Consider a scenario where a team is serving a Llama 3.1 70B model. On a shared, per-token API, high-volume usage can result in monthly bills that far exceed the cost of a reserved instance. By moving to a dedicated VM, teams can realize significant cost savings compared to traditional hyperscalers. For example, while H100 instances carry high costs on major US-based clouds, Lyceum provides the same hardware in European data centers, with per-second billing and no egress fees.

To optimize these economics, we implement a scale-to-zero capability. This allows your dedicated machine to shut down during periods of inactivity, such as overnight or between batch processing runs. You only pay for the uptime required to serve your traffic, effectively bridging the gap between the flexibility of serverless and the performance of dedicated hardware.
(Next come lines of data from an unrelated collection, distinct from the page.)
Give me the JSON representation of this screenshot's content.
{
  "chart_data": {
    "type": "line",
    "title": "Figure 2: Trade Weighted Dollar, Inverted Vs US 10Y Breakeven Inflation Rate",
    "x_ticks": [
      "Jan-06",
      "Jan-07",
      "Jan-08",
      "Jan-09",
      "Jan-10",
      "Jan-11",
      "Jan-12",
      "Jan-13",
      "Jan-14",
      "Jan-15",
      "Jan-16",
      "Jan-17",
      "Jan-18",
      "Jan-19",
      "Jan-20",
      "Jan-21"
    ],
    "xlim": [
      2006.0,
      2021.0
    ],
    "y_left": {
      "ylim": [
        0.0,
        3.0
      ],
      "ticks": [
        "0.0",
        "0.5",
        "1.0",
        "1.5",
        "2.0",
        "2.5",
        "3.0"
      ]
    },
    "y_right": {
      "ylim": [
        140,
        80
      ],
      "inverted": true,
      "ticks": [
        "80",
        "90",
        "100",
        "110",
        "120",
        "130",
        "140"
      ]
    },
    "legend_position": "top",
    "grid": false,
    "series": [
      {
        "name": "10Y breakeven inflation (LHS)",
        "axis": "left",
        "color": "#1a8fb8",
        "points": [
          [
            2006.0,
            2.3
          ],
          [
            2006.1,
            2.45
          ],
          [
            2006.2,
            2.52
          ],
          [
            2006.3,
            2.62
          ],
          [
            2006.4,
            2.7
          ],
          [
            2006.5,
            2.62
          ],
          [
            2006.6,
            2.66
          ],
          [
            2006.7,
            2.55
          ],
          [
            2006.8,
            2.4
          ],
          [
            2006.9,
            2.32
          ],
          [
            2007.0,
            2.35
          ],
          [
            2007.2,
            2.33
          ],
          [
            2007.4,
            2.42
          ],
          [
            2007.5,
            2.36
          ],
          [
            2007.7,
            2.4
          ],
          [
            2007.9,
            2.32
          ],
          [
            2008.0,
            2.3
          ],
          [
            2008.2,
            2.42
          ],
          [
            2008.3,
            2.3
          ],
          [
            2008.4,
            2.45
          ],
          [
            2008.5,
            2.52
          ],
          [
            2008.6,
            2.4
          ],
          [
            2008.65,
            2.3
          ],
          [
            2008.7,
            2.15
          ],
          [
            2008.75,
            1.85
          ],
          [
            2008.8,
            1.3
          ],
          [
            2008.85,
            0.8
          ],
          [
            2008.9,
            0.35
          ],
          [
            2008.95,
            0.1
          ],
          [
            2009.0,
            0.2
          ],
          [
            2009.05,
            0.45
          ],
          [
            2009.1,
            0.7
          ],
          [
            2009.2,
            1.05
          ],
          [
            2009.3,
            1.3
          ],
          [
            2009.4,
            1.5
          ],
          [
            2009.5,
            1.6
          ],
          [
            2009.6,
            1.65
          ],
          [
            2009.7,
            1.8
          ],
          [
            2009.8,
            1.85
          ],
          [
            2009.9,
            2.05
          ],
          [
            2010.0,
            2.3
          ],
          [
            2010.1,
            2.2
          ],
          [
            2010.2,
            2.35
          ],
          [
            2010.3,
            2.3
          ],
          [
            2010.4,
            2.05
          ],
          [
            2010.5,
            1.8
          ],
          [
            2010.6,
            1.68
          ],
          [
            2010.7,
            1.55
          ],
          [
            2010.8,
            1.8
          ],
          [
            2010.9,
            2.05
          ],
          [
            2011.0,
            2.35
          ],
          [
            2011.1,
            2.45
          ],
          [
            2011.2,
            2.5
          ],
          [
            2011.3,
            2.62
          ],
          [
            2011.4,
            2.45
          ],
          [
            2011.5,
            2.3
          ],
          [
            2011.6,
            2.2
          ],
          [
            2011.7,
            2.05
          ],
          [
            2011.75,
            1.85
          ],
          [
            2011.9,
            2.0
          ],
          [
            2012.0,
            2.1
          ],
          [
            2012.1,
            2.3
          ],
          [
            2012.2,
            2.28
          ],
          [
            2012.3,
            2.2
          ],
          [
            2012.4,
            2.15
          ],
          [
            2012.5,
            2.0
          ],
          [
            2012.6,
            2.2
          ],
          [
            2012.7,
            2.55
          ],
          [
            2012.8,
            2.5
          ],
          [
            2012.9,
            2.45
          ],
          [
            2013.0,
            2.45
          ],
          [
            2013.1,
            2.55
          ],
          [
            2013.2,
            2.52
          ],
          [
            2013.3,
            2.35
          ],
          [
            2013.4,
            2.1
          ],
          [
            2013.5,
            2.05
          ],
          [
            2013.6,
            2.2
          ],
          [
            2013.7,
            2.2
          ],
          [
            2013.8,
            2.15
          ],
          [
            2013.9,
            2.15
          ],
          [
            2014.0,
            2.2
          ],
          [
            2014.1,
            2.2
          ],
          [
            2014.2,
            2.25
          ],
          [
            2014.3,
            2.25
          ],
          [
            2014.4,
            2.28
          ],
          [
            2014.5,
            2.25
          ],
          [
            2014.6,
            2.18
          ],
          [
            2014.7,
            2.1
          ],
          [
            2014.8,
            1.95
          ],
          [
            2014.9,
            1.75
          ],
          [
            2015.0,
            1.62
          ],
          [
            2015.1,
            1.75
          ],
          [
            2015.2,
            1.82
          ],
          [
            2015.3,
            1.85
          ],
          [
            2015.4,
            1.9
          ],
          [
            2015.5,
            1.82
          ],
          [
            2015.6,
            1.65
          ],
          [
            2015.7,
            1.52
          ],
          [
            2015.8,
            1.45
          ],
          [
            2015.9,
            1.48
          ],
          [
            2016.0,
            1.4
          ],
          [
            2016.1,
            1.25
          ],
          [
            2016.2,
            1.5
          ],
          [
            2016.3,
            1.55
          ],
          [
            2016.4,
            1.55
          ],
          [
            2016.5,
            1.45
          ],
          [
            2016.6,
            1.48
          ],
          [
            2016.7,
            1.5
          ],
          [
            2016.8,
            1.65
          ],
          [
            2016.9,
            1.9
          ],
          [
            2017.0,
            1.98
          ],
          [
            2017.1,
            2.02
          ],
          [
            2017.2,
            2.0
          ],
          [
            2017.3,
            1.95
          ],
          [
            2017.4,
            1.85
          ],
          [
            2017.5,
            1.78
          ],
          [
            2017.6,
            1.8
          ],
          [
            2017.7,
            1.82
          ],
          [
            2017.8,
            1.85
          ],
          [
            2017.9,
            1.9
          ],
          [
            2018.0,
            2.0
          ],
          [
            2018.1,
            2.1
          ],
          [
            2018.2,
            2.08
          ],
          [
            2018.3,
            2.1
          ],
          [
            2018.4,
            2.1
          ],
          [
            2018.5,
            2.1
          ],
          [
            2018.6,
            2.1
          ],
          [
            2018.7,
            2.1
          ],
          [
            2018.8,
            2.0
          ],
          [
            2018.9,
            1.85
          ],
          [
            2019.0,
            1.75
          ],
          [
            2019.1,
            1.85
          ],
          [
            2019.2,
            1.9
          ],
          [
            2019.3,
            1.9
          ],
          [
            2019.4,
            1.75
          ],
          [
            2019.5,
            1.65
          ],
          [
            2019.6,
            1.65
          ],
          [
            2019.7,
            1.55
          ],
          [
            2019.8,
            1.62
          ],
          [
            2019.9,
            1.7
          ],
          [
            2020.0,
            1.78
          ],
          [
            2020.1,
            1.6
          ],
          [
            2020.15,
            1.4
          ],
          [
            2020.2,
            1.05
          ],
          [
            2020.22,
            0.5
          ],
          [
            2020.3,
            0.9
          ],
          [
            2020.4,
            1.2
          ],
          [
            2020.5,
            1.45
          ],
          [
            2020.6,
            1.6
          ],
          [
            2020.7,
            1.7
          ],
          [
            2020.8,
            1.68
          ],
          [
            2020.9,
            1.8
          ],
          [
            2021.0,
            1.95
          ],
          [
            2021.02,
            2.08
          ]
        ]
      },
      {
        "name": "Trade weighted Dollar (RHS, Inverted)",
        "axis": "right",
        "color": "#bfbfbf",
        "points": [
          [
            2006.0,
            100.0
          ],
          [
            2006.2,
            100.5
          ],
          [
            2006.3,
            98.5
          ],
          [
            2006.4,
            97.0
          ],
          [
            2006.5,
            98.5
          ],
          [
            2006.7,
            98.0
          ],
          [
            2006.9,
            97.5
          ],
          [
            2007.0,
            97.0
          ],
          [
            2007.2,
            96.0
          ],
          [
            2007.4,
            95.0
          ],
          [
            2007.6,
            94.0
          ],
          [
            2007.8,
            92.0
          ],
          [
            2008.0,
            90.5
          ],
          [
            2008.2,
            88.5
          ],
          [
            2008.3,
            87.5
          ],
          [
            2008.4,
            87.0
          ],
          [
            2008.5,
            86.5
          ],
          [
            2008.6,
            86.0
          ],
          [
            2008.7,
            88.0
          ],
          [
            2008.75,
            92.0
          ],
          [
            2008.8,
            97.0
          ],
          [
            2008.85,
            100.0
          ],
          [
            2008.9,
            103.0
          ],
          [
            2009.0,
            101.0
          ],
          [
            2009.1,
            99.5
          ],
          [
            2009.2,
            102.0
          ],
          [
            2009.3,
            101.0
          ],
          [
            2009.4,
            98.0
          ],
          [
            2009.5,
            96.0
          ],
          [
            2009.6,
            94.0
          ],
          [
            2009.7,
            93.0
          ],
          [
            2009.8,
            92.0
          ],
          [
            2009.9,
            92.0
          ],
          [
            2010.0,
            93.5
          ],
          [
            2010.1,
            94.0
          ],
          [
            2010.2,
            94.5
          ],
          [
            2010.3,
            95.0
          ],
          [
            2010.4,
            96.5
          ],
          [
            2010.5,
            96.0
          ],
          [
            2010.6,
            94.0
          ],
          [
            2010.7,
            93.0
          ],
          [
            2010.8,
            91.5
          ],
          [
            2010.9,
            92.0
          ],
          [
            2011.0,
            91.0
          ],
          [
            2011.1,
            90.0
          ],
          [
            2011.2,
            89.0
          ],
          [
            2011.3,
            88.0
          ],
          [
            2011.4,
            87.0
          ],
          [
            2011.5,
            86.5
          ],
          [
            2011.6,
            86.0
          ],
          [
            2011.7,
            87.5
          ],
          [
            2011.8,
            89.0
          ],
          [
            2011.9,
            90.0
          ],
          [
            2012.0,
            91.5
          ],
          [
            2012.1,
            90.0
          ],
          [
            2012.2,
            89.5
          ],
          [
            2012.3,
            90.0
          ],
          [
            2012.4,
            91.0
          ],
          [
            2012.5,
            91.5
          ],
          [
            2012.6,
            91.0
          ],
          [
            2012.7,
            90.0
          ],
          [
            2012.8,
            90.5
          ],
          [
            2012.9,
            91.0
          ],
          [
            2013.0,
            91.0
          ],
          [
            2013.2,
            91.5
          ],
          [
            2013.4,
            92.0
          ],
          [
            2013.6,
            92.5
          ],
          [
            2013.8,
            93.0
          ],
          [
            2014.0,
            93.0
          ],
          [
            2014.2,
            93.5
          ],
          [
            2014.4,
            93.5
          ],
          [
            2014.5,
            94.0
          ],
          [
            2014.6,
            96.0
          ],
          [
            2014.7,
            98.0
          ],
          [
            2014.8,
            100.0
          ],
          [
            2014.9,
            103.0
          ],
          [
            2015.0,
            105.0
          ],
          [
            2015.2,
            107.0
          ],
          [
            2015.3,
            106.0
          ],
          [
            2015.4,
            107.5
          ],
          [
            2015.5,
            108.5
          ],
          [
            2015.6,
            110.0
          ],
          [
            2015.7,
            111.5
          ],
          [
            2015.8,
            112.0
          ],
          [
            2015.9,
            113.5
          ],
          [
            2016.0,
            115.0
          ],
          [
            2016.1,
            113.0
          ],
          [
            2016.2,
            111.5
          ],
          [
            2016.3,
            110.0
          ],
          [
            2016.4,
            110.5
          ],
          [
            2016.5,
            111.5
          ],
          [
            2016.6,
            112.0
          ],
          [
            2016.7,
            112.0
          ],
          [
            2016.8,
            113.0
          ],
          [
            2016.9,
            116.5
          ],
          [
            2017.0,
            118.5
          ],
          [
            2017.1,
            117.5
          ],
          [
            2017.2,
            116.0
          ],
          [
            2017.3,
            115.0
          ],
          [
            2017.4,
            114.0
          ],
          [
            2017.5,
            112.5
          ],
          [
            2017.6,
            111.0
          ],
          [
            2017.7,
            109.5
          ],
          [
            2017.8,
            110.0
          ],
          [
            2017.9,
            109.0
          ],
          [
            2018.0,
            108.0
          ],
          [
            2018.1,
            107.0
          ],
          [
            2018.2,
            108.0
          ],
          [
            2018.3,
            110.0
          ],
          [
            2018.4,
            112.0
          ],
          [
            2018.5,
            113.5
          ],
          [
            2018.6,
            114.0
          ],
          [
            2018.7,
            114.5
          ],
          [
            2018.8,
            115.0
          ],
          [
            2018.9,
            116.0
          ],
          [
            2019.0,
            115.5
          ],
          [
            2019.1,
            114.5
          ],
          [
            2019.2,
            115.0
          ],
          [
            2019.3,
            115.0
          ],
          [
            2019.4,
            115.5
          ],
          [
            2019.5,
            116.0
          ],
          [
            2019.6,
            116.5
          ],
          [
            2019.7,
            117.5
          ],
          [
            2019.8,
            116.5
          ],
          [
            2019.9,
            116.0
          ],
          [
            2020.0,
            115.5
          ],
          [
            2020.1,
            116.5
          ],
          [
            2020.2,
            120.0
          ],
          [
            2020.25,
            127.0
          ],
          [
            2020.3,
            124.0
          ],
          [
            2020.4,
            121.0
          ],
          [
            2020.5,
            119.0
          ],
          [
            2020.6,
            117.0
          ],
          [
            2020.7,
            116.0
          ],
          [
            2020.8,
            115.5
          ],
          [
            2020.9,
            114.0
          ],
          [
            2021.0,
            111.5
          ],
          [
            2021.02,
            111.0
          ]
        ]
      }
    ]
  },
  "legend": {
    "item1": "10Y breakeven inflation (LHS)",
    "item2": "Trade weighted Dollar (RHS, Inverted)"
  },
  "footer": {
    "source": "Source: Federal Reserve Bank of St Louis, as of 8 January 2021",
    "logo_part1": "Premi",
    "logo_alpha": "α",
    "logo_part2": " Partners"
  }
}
One of the most significant technical hurdles in shared inference is the 'cold start' problem. When a request hits a shared environment that has scaled to zero, the system must pull the model weights from storage, load them into VRAM, and initialize the inference engine. For a 70B parameter model, this can take 20 to 60 seconds, which is unacceptable for real-time applications.

Dedicated infrastructure mitigates this through persistent VRAM residency. Because the GPU is yours, the model stays loaded and ready. Even when using scale-to-zero on Lyceum, our rapid VM provisioning and optimized container snapshots significantly reduce the time required to return to a 'warm' state. We utilize the AI-driven scheduling to predict VRAM requirements and runtime estimations, which helps in selecting the most efficient GPU for your specific model architecture, further reducing overhead.

Furthermore, dedicated instances allow for the use of custom CUDA kernels and specific quantization techniques (like FP8 or AWQ) that may not be supported in a restricted shared environment. This flexibility is vital for teams performing LLM fine-tuning or deploying specialized vision foundation models where every millisecond of optimization counts.

For European startups and scale-ups, the choice of infrastructure is often dictated by legal necessity rather than just performance. The EU AI Act and GDPR impose strict requirements on where data is processed and how it is protected. Many shared inference providers are based in the US and host data on US-owned servers, which can be a deal-breaker for teams in regulated industries like healthcare, pharma, or defense.

Using a US-based shared provider often means your data is subject to the Cloud Act, potentially violating EU data sovereignty. Lyceum is an EU-native inference platform that operates entirely on European soil. Our infrastructure is owned and operated within the EU, ensuring that your inference workloads never leave the jurisdiction. This is not just a compliance checkbox; it is a competitive advantage when selling to European enterprises that require provable data residency.

We prioritize C5, ISO 27001, and AI Act compliance, treating compliance as a core part of our technical stack. For a medical imaging company or a legal-tech startup, the ability to tell a customer that their data is processed on a dedicated, GDPR-compliant GPU in a secure European data center is a powerful differentiator that shared, multi-tenant US clouds cannot easily replicate.